Её не поняли. Переглянулись. «Нет никого в роде твоём с таким именем», – возразили некоторые. Тогда они обратились к Захарии. Он взял дощечку, долго держал её в руках, разглядывая и о чем-то думая. Пальцы его сначала задрожали, когда он начал медленно писать, а затем твёрдо вывел: «Имя ему – Иоанн».
Слова эти будто открыли что-то в нём, и Захария глубоко вздохнул впервые за долгие месяцы. И в этой тишине стало ясно: ребёнка не просто ждали, а звали. И имя его было не продолжением рода, а откликом на этот зов.
Глава 2. Он пришёл, чтобы мир его услышал
Аин-Карим, затерянный среди холмов Иудеи, был как колодец в пустыне – скромный, но полный жизни. Его дома, сложенные из светлого камня, прижимались к склонам, где оливы гнулись под ветром, а виноградники цеплялись за землю, как молитвы. Воздух пах пылью, тимьяном и дымом из очагов, а по утрам тишину разрывали крики ослов, петухов и пение птиц, что вились над фиговыми деревьями.
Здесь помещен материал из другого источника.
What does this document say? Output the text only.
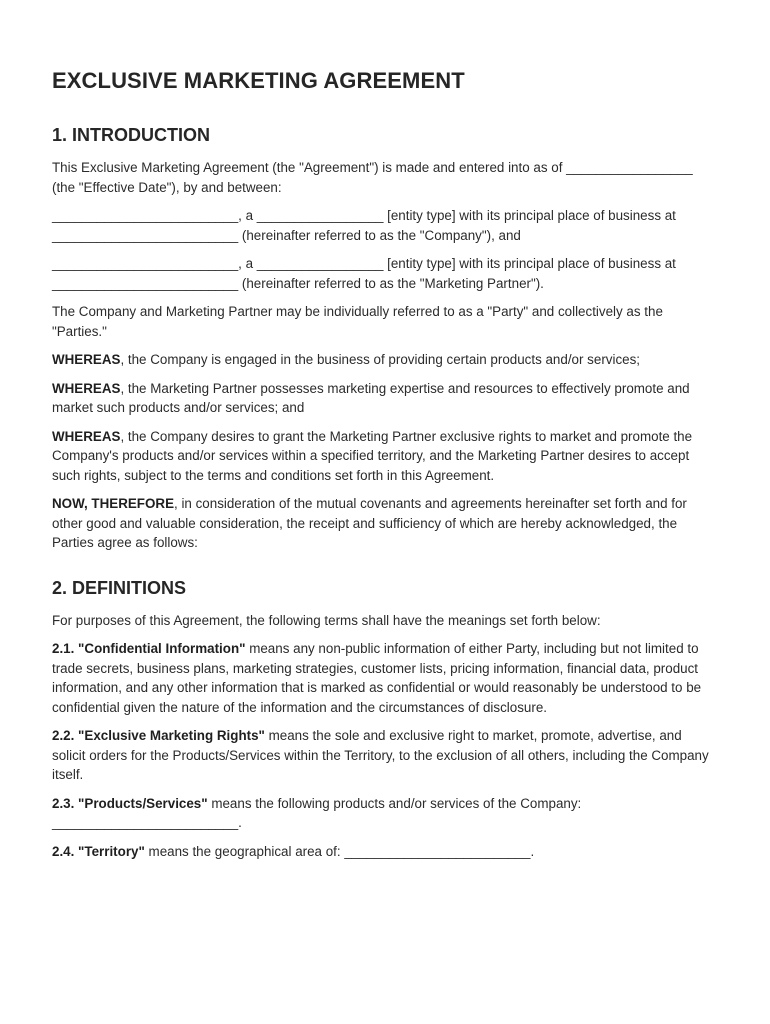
EXCLUSIVE MARKETING AGREEMENT
1. INTRODUCTION

This Exclusive Marketing Agreement (the "Agreement") is made and entered into as of _________________ (the "Effective Date"), by and between:

_________________________, a _________________ [entity type] with its principal place of business at _________________________ (hereinafter referred to as the "Company"), and

_________________________, a _________________ [entity type] with its principal place of business at _________________________ (hereinafter referred to as the "Marketing Partner").

The Company and Marketing Partner may be individually referred to as a "Party" and collectively as the "Parties."

WHEREAS, the Company is engaged in the business of providing certain products and/or services;

WHEREAS, the Marketing Partner possesses marketing expertise and resources to effectively promote and market such products and/or services; and

WHEREAS, the Company desires to grant the Marketing Partner exclusive rights to market and promote the Company's products and/or services within a specified territory, and the Marketing Partner desires to accept such rights, subject to the terms and conditions set forth in this Agreement.

NOW, THEREFORE, in consideration of the mutual covenants and agreements hereinafter set forth and for other good and valuable consideration, the receipt and sufficiency of which are hereby acknowledged, the Parties agree as follows:

2. DEFINITIONS

For purposes of this Agreement, the following terms shall have the meanings set forth below:

2.1. "Confidential Information" means any non-public information of either Party, including but not limited to trade secrets, business plans, marketing strategies, customer lists, pricing information, financial data, product information, and any other information that is marked as confidential or would reasonably be understood to be confidential given the nature of the information and the circumstances of disclosure.

2.2. "Exclusive Marketing Rights" means the sole and exclusive right to market, promote, advertise, and solicit orders for the Products/Services within the Territory, to the exclusion of all others, including the Company itself.

2.3. "Products/Services" means the following products and/or services of the Company: _________________________.

2.4. "Territory" means the geographical area of: _________________________.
В этом мире, суровом, но тёплом, и родился Иоанн, сын Захарии и Елисаветы, чьё появление было чудом, как дождь в засуху.
И дом наполнился звуками, которых в нём давно не было: криком, плачем, коротким прерывистым смехом. Елисавета долго не верила, что может держать на руках сына – не во сне, не в мыслях, а здесь, с его младенческим запахом и пытливыми глазами, которые часто останавливались на ней.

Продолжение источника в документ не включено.